Они ведь сами являлись радикальными исламистами. «Их мышление было скорее шариатским, чем левым», – вспоминали о союзниках моджахедины. И при этом очень жёстким, закованным в догму учения. «Он никого не слушал, уверенный, что все необходимые знания уже содержатся в его уме, а всё прочее искажено и не нужно», – рассказывал об Акбаре Гударзи друг-моджахедин Муртаза Альвири. Соратники были под стать Акбару: «Они подводили Коран под свои революционные идеи и с лёгкостью выносили смертную казнь любому, кто не признавал их сомнительного прочтения Корана».Форкан активно участвовала в антишахской Исламской революции. Победа 11 февраля 1979 года была и их победой. Заодно удалось захватить побольше оружия и несколько раз подломить банки. У организации появился военно-технический и финансовый ресурс. Оперативно-боевое направление Акбар Гударзи поручил орговику Мехди Мотахиди. Аббас Аскари остался на «агитации и культуре».
Но к власти пришли муллы и аятоллы, ненавистные Гударзи.
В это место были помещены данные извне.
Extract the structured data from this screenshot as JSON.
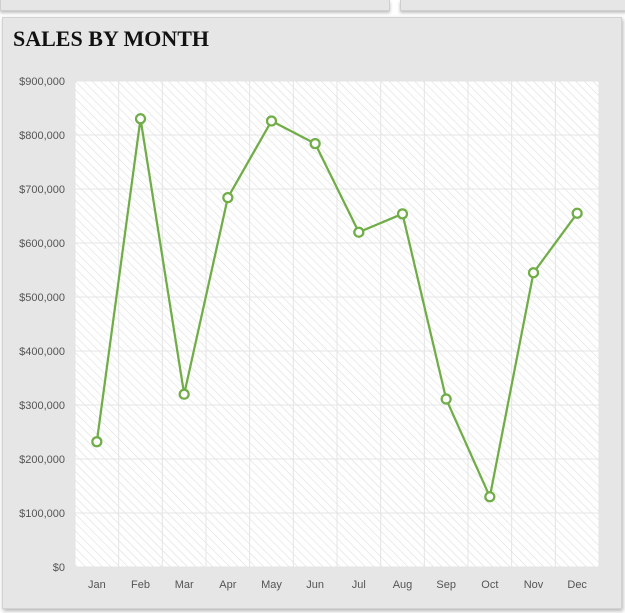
{
  "chart_data": {
    "type": "line",
    "title": "SALES BY MONTH",
    "xlabel": "",
    "ylabel": "",
    "categories": [
      "Jan",
      "Feb",
      "Mar",
      "Apr",
      "May",
      "Jun",
      "Jul",
      "Aug",
      "Sep",
      "Oct",
      "Nov",
      "Dec"
    ],
    "series": [
      {
        "values": [
          232000,
          830000,
          320000,
          684000,
          826000,
          784000,
          620000,
          654000,
          311000,
          130000,
          545000,
          655000
        ]
      }
    ],
    "ylim": [
      0,
      900000
    ],
    "yticks": [
      "$0",
      "$100,000",
      "$200,000",
      "$300,000",
      "$400,000",
      "$500,000",
      "$600,000",
      "$700,000",
      "$800,000",
      "$900,000"
    ],
    "grid": true,
    "legend": "none",
    "colors": {
      "line": "#70ad47",
      "marker_fill": "#ffffff",
      "plot_background": "#ffffff",
      "hatch": "#dedede",
      "gridline": "#e4e4e4",
      "panel_background": "#e6e6e6"
    }
  }
}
Теократическая диктатура аятоллы Хомейни не думала делиться властью с народом (разве что отчасти с базарными воротилами-оптовиками, которых скрепляют с мечетями лавки и склады на вакуфных землях). Это прояснилось в первые же дни: «Революция украдена муллами!»
Волна арестов и казней обрушилась на страну. Убивали отнюдь не только шахских генералов и чиновников. «Если, мальчик, ты говоришь правду, если ты действительно невиновен… то тебя ждёт рай!» – издевался палач-садист Садек Хальхали, председатель Исламского революционного суда, отправляя на виселицу шестнадцатилетнего парня. «Распространитель порчи на Земле, враг праведного порядка» – таковы были основные обвинительные составы в исламистских судах.
Иллюзий форкановцы не имели, на выборы и мирный протест не рассчитывали. Хомейнисты не оставили этих путей. Жестокость теократической диктатуры зеркально отразилась в жестокости исламистов-антитеократов. Решение вызрело на ходу: вышибать клин клином, террор – контртеррором. Вернуть революцию обездоленным мусульманам. По принципу Различения: освободить Иран от угнетателей, а ислам от клерикалов.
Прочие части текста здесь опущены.